Like all old dogs, the older Barrett was circumspect about doing business, especially literary business, on the internet, suspecting that there would be a lot of fraud and unwholesome practices. But when the young Barrett egged him on and he saw the vista it offered to the literary community, he bought into it wholesale, saying it was from there he met such exciting young poets like Verissimo and other new writers, who were bearing the banner of literary creativity aloft. The veteran writer also admitted that he was just beginning to realise the richness of Nigerian literature with the role of some of his students including Prof. G.G. Darah, who currently lectures at the Delta Sate University, Abraka.

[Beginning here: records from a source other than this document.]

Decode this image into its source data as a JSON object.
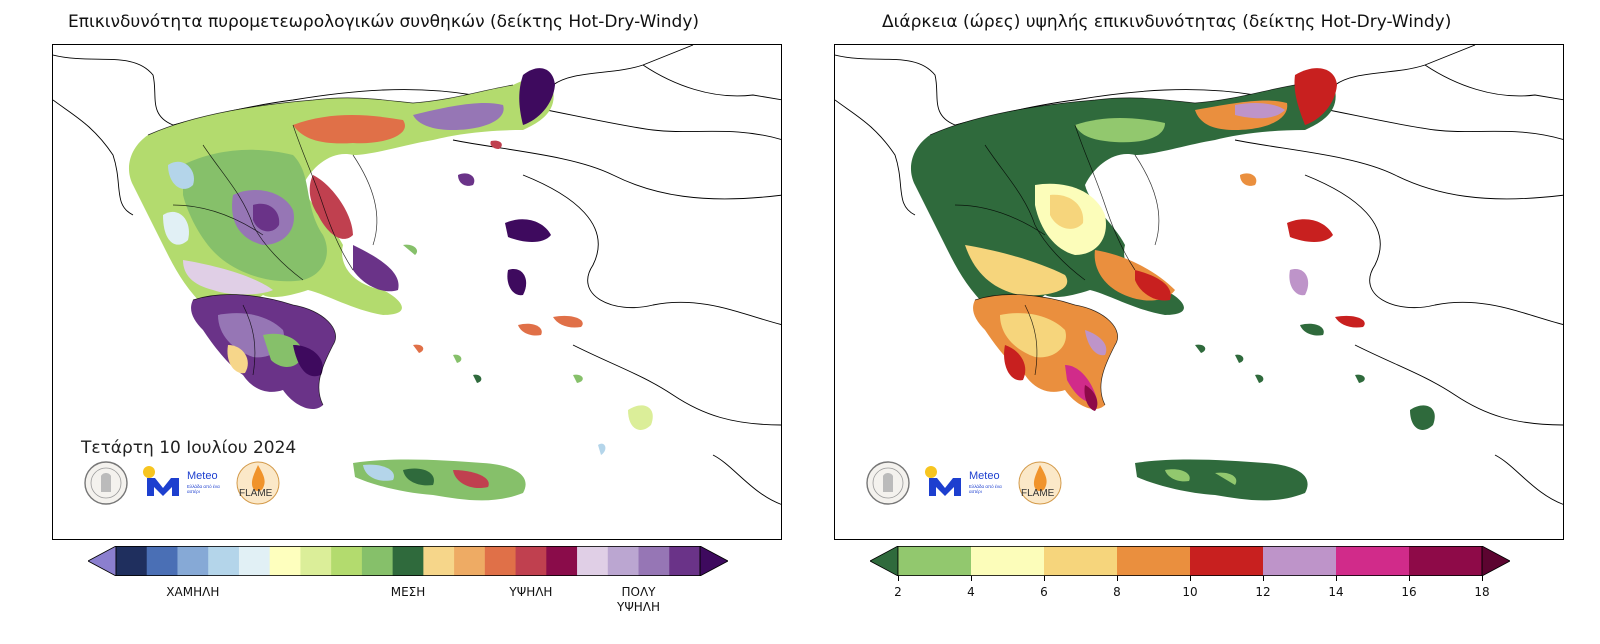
{
  "left_panel": {
    "title": "Επικινδυνότητα πυρομετεωρολογικών συνθηκών (δείκτης Hot-Dry-Windy)",
    "date": "Τετάρτη 10 Ιουλίου 2024",
    "colorbar": {
      "colors": [
        "#1f2f5e",
        "#4a6fb5",
        "#86a9d6",
        "#b4d5ea",
        "#e1f0f5",
        "#feffbe",
        "#dbee99",
        "#b3db6e",
        "#86c06a",
        "#2f6a3c",
        "#f6d68a",
        "#eeab64",
        "#e07048",
        "#c0404f",
        "#8a0c4a",
        "#e0cfe6",
        "#bba6d1",
        "#9676b5",
        "#6a3388"
      ],
      "extend_low_color": "#8b7fcf",
      "extend_high_color": "#3e0a5e",
      "labels": [
        {
          "text": "ΧΑΜΗΛΗ",
          "pos_index": 2.5
        },
        {
          "text": "ΜΕΣΗ",
          "pos_index": 9.5
        },
        {
          "text": "ΥΨΗΛΗ",
          "pos_index": 13.5
        },
        {
          "text": "ΠΟΛΥ\nΥΨΗΛΗ",
          "pos_index": 17.0
        }
      ]
    }
  },
  "right_panel": {
    "title": "Διάρκεια (ώρες) υψηλής επικινδυνότητας (δείκτης Hot-Dry-Windy)",
    "colorbar": {
      "colors": [
        "#92c86e",
        "#fcfdba",
        "#f6d57c",
        "#ea8f3e",
        "#c8201f",
        "#be94c9",
        "#d12b8a",
        "#8e0a48"
      ],
      "extend_low_color": "#2f6a3c",
      "extend_high_color": "#5c0430",
      "ticks": [
        "2",
        "4",
        "6",
        "8",
        "10",
        "12",
        "14",
        "16",
        "18"
      ]
    }
  },
  "logos": {
    "meteo_name": "Meteo",
    "meteo_sub": "Ελλάδα από ένα αστέρι",
    "flame_text": "FLAME"
  }
}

“Igoni has opened a new world of literary possibilities online for me,” he enthused, adding that rebranding Nigeria “should mean recognising the new ones coming, it should mean giving voice to the new people coming up.” He stated that there was a silent war of ownership going on in Ogoni over his son, whom the Ogoni are claiming for themselves without knowing that his mother is Kalabari and not Ogoni. He advised his son to brace up for it.

Thereafter, he read ‘Old River’ from his new collection, My Memory of Rivers, which sums up his impressions of the Niger Delta people since he has been working there for some time now. His poem is about rivers, which he says are not necessarily agents of communal boundaries in the region but as a source of interaction and projections among the communities within which they abound and surround. He also read a piece about youth restiveness, where he warned about according respect to elders, who the youths met, and something which they will some day become, too, as it was a circle that could turn vicious depending on how they relate with the preceding one. He could not read from Song of Mumu as he did not come with one. It was a book that Jonathan Cape rejected but was accepted by Longman Plc in Ibadan.

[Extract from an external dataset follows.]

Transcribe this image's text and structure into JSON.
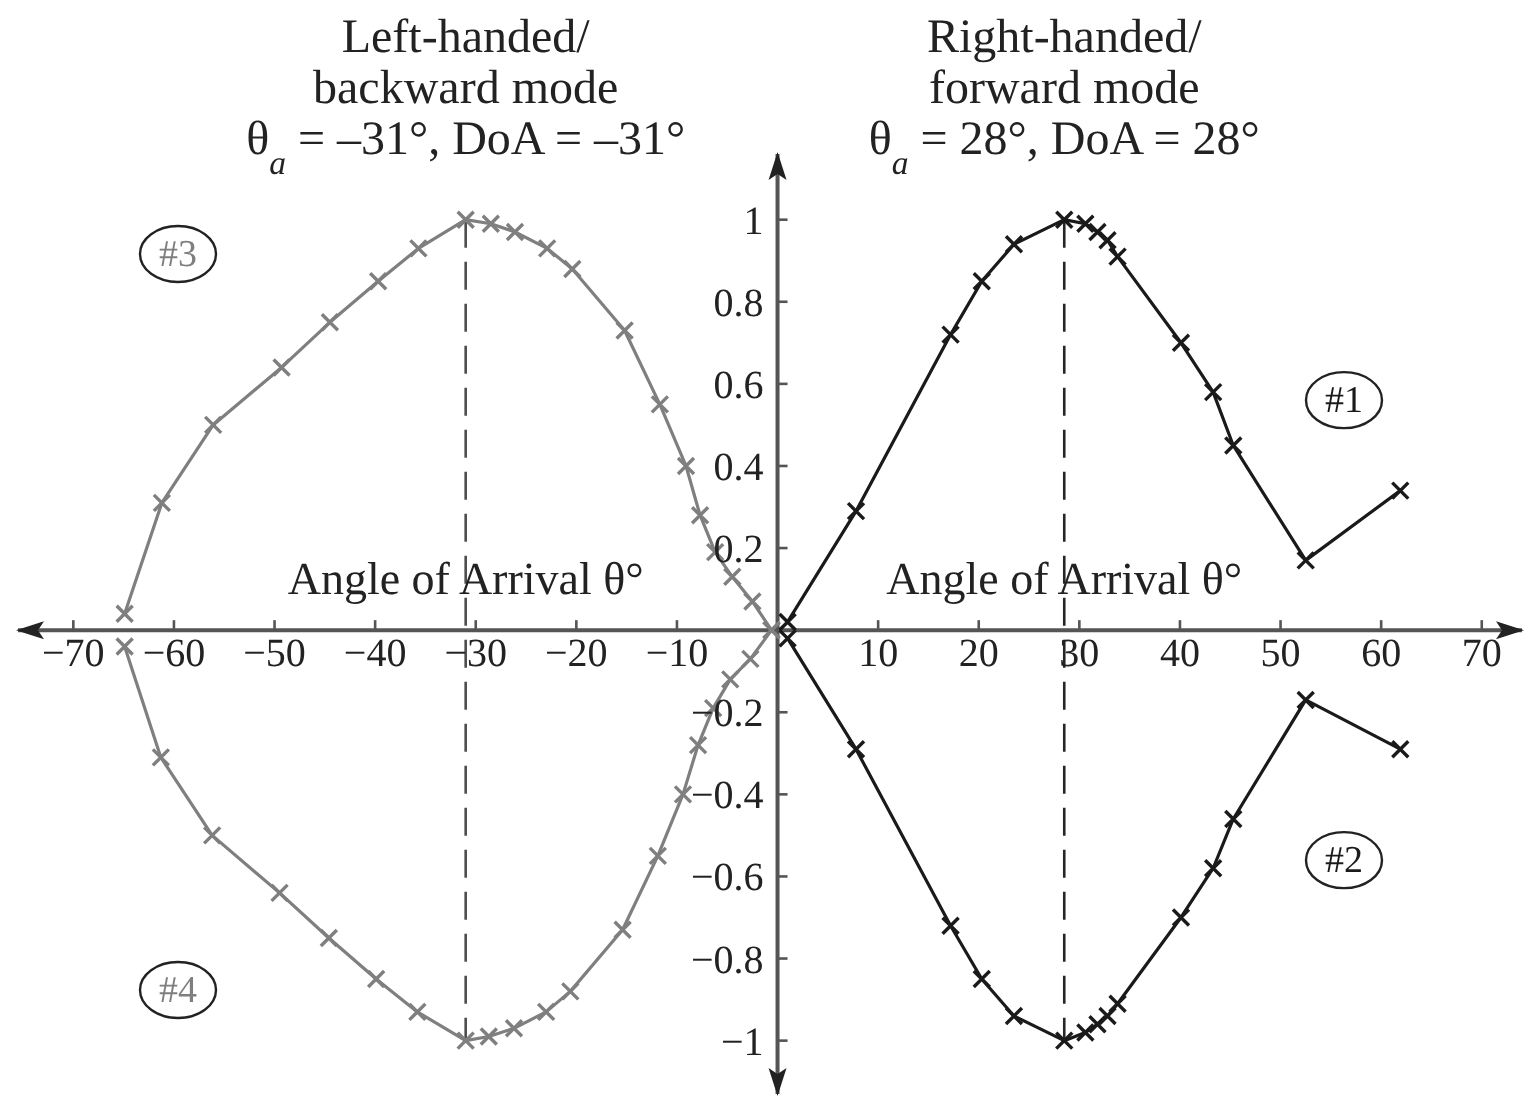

One eminent writer and critic who expressed happiness at the reading was Prof. Dan Izevbaye, who listened raptly all through the event. He said it was encouraging for young writers to take their craft to the audience for whom the works were intended and encouraged more such activities on the literary scene.

Although it boasted a full house at the Ibadan reading, there was little activity at the sales point. It obviously meant few writers signed autographs unlike the Lagos edition of the reading where the writers made brisk sales and busied themselves signing their books for buyers. The next stop of the reading tour is at The Palms on May 17, 2009.